Weird-ass Optimization Function
Raw material from the book that may not make the final cut
Here’s a super fresh, raw, just fished out of my brain section from chapter 3 of Value of Nothing. Read it aloud last night and was told, “maybe kinda boring?” So I tightened it up and add a curse word. How does it rate?
The Price is … Not what you think
Let’s take a minute to think about movie ticket prices.

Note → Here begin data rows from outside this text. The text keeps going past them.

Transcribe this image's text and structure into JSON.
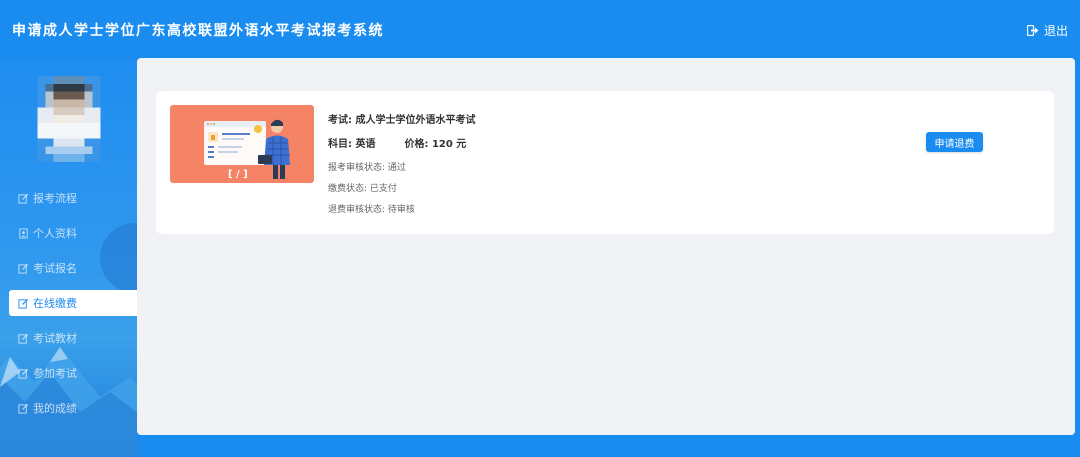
{
  "header": {
    "title": "申请成人学士学位广东高校联盟外语水平考试报考系统",
    "logout_label": "退出"
  },
  "sidebar": {
    "items": [
      {
        "label": "报考流程",
        "icon": "edit-icon",
        "active": false
      },
      {
        "label": "个人资料",
        "icon": "id-card-icon",
        "active": false
      },
      {
        "label": "考试报名",
        "icon": "edit-icon",
        "active": false
      },
      {
        "label": "在线缴费",
        "icon": "edit-icon",
        "active": true
      },
      {
        "label": "考试教材",
        "icon": "edit-icon",
        "active": false
      },
      {
        "label": "参加考试",
        "icon": "edit-icon",
        "active": false
      },
      {
        "label": "我的成绩",
        "icon": "edit-icon",
        "active": false
      }
    ]
  },
  "order": {
    "exam_label": "考试:",
    "exam_name": "成人学士学位外语水平考试",
    "subject_label": "科目:",
    "subject": "英语",
    "price_label": "价格:",
    "price": "120 元",
    "review_status_label": "报考审核状态:",
    "review_status": "通过",
    "payment_status_label": "缴费状态:",
    "payment_status": "已支付",
    "refund_status_label": "退费审核状态:",
    "refund_status": "待审核",
    "refund_button": "申请退费"
  },
  "colors": {
    "primary": "#1a8cf0",
    "thumb_bg": "#f58466",
    "content_bg": "#f0f2f5"
  }
}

The average ticket price in the mid-70s was two bucks and a quarter. This was a time before megaplexes, so most theaters had two screens. Small towns were lucky to have one. What happened when interest in seeing a movie was much larger than the limited supply of seats? Technically, what should happen is that when demand for a good (whether it’s a movie ticket or a plastic toy) rises, a new equilibrium will be achieved with higher prices and a larger volume of goods exchanged. But in the 1970 movie industry, supply was limited to a relatively scarce number of seats, plus the price was set and unvarying. In that case, the market “fails” and allocation happens not at the equilibrium but at the pre-set price point -- lots of consumers can pay cash, so the winners pay with something else. Time. Those willing to spend hours in line, paid with their time. For rare movies like Star Wars, the queue would extend far outside of the theater, down the street, and even around the block. This is where the term blockbuster comes from.

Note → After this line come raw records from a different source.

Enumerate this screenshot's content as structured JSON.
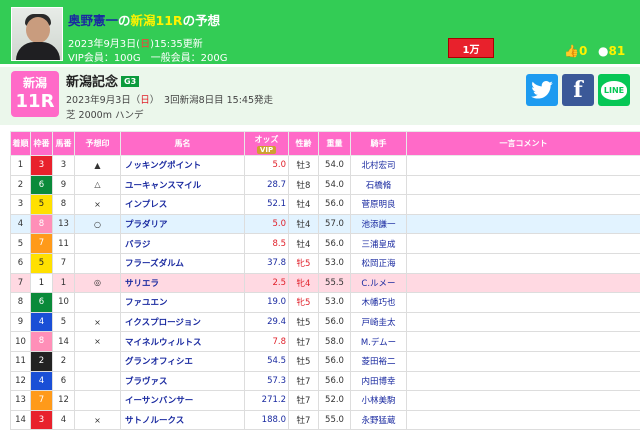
{
  "header": {
    "predictor": "奥野憲一",
    "no": "の",
    "race": "新潟11R",
    "suffix": "の予想",
    "date": "2023年9月3日(",
    "dow": "日",
    "time": ")15:35更新",
    "members": "VIP会員：100G　一般会員：200G",
    "stake_button": "1万",
    "likes": "0",
    "points": "81",
    "colors": {
      "bg": "#33cc55",
      "accent": "#fff200",
      "button": "#e8212c"
    }
  },
  "race": {
    "venue": "新潟",
    "number": "11R",
    "name": "新潟記念",
    "grade": "G3",
    "date": "2023年9月3日（",
    "dow": "日",
    "info": "）　3回新潟8日目 15:45発走",
    "course": "芝 2000m ハンデ"
  },
  "share": {
    "twitter": "twitter-icon",
    "facebook": "f",
    "line": "LINE"
  },
  "table": {
    "headers": {
      "no": "着順",
      "frame": "枠番",
      "horse_no": "馬番",
      "mark": "予想印",
      "horse": "馬名",
      "odds": "オッズ",
      "vip": "VIP",
      "sex_age": "性齢",
      "weight": "重量",
      "jockey": "騎手",
      "comment": "一言コメント"
    },
    "frame_colors": {
      "1": "#ffffff",
      "2": "#222222",
      "3": "#e8212c",
      "4": "#1a4fd6",
      "5": "#ffe000",
      "6": "#0a8a3a",
      "7": "#ff9a1a",
      "8": "#ff8fb8"
    },
    "rows": [
      {
        "pos": "1",
        "frame": "3",
        "num": "3",
        "mark": "▲",
        "horse": "ノッキングポイント",
        "odds": "5.0",
        "hot": true,
        "sex": "牡3",
        "wt": "54.0",
        "jockey": "北村宏司",
        "hl": ""
      },
      {
        "pos": "2",
        "frame": "6",
        "num": "9",
        "mark": "△",
        "horse": "ユーキャンスマイル",
        "odds": "28.7",
        "hot": false,
        "sex": "牡8",
        "wt": "54.0",
        "jockey": "石橋脩",
        "hl": ""
      },
      {
        "pos": "3",
        "frame": "5",
        "num": "8",
        "mark": "×",
        "horse": "インプレス",
        "odds": "52.1",
        "hot": false,
        "sex": "牡4",
        "wt": "56.0",
        "jockey": "菅原明良",
        "hl": ""
      },
      {
        "pos": "4",
        "frame": "8",
        "num": "13",
        "mark": "○",
        "horse": "プラダリア",
        "odds": "5.0",
        "hot": true,
        "sex": "牡4",
        "wt": "57.0",
        "jockey": "池添謙一",
        "hl": "b"
      },
      {
        "pos": "5",
        "frame": "7",
        "num": "11",
        "mark": "",
        "horse": "バラジ",
        "odds": "8.5",
        "hot": true,
        "sex": "牡4",
        "wt": "56.0",
        "jockey": "三浦皇成",
        "hl": ""
      },
      {
        "pos": "6",
        "frame": "5",
        "num": "7",
        "mark": "",
        "horse": "フラーズダルム",
        "odds": "37.8",
        "hot": false,
        "sex": "牝5",
        "wt": "53.0",
        "jockey": "松岡正海",
        "hl": ""
      },
      {
        "pos": "7",
        "frame": "1",
        "num": "1",
        "mark": "◎",
        "horse": "サリエラ",
        "odds": "2.5",
        "hot": true,
        "sex": "牝4",
        "wt": "55.5",
        "jockey": "C.ルメー",
        "hl": "r"
      },
      {
        "pos": "8",
        "frame": "6",
        "num": "10",
        "mark": "",
        "horse": "ファユエン",
        "odds": "19.0",
        "hot": false,
        "sex": "牝5",
        "wt": "53.0",
        "jockey": "木幡巧也",
        "hl": ""
      },
      {
        "pos": "9",
        "frame": "4",
        "num": "5",
        "mark": "×",
        "horse": "イクスプロージョン",
        "odds": "29.4",
        "hot": false,
        "sex": "牡5",
        "wt": "56.0",
        "jockey": "戸崎圭太",
        "hl": ""
      },
      {
        "pos": "10",
        "frame": "8",
        "num": "14",
        "mark": "×",
        "horse": "マイネルウィルトス",
        "odds": "7.8",
        "hot": true,
        "sex": "牡7",
        "wt": "58.0",
        "jockey": "M.デムー",
        "hl": ""
      },
      {
        "pos": "11",
        "frame": "2",
        "num": "2",
        "mark": "",
        "horse": "グランオフィシエ",
        "odds": "54.5",
        "hot": false,
        "sex": "牡5",
        "wt": "56.0",
        "jockey": "菱田裕二",
        "hl": ""
      },
      {
        "pos": "12",
        "frame": "4",
        "num": "6",
        "mark": "",
        "horse": "ブラヴァス",
        "odds": "57.3",
        "hot": false,
        "sex": "牡7",
        "wt": "56.0",
        "jockey": "内田博幸",
        "hl": ""
      },
      {
        "pos": "13",
        "frame": "7",
        "num": "12",
        "mark": "",
        "horse": "イーサンバンサー",
        "odds": "271.2",
        "hot": false,
        "sex": "牡7",
        "wt": "52.0",
        "jockey": "小林美駒",
        "hl": ""
      },
      {
        "pos": "14",
        "frame": "3",
        "num": "4",
        "mark": "×",
        "horse": "サトノルークス",
        "odds": "188.0",
        "hot": false,
        "sex": "牡7",
        "wt": "55.0",
        "jockey": "永野猛蔵",
        "hl": ""
      }
    ]
  }
}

What’s interesting is that instead of paying with time, everyone in line was willing to pay with more cash than the sticker price, and probably lots more. To illustrate the point, imagine a neighborhood with 100 people who have an opportunity to see Star Wars. Each one has an amount they are willing to pay (which we will call their WTP) that is unique to them. The following chart puts the 100 values in order from highest to lowest, generated randomly in Google Sheets between zero and a maximum of $30. You can see that the 100 dots look like a downward-sloping line, with 96 of the 100 WTPs above the price line.
Suppose that Sam had a $20 WTP to see the film. That means when Sam pays $2.25 he also gets what economists call “consumer surplus” to the tune of nearly eighteen bucks. That’s the magic of exchange. Any time any person buys any thing for cash, they also get some amount of this magical surplus.

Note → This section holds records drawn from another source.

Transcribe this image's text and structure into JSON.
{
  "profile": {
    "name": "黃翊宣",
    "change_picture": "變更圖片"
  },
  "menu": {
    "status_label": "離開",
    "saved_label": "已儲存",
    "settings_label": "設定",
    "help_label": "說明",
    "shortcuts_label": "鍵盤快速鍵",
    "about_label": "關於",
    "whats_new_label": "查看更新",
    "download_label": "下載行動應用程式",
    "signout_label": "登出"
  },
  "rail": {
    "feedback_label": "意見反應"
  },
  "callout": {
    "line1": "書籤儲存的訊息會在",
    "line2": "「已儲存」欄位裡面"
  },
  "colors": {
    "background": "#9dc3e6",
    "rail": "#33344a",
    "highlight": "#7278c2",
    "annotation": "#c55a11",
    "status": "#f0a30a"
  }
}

The point seems obvious, but it’s worth keeping in mind because consumer surplus is one of the deep truths in the world of economics. Each of the dozens of purchases you make on a daily basis comes with surplus. If you have a choice between (A) a $5 Wendy’s hamburger and (B) a $5 platter with a steak, a lobster, and five burgers, you know there’s a whole lot of consumer surplus on that B platter. More seriously, whenever you spend money on something, you know in the back of your head that you could spend it on a hundred different things. Instead of buying that five dollar Wendy’s burger, what else could you buy? Five dollars of fries. Five dollars of gasoline. Five dollars of chewing gum. Five dollars of pens at a nearby Target. The list isn’t infinite, but it’s close. What your brain did when getting the Wendy’s burger was instinctive but also a profoundly intricate computation of maximizing your surplus, or what Spock calls “utility maximizing.”.
A skeptic would scoff -- No, I just don’t have time to think of all the options, that’s all I was maximizing. And they’re right, but not for the reason they think. Maximizing utility is a very deep-brain function of the human subconscious. It’s just like the deep geometry that professional athletes do every time they shoot a basketball from 36.34 feet (versus 36.12 feet) when their left ankle is gimpy and the ball is 14 percent slicker than normal. Our brains are amazing, and they do millions of computations under the surface. When it comes to economic behavior, you’re Utility Maximizing with more neurons than breathing, and you’re doing it constantly, with a weird-ass optimization function whirring somewhere in the neocortex that, yes, includes an allocation of the scarce compute time involved, too.
A very thought provoking article. Being an old sailor, I am reading the article for the second time! Guess that's what I need to understand real journalism. Once again, thank-you.
I had to read it twice too. I skimmed it the first time, decided it had potential, and came back later to read it again, this time with intention.
Being an objective realist and an engineer/scientist I was wondering, “How can I apply this? What is the daily application?” Still, I found myself agreeing.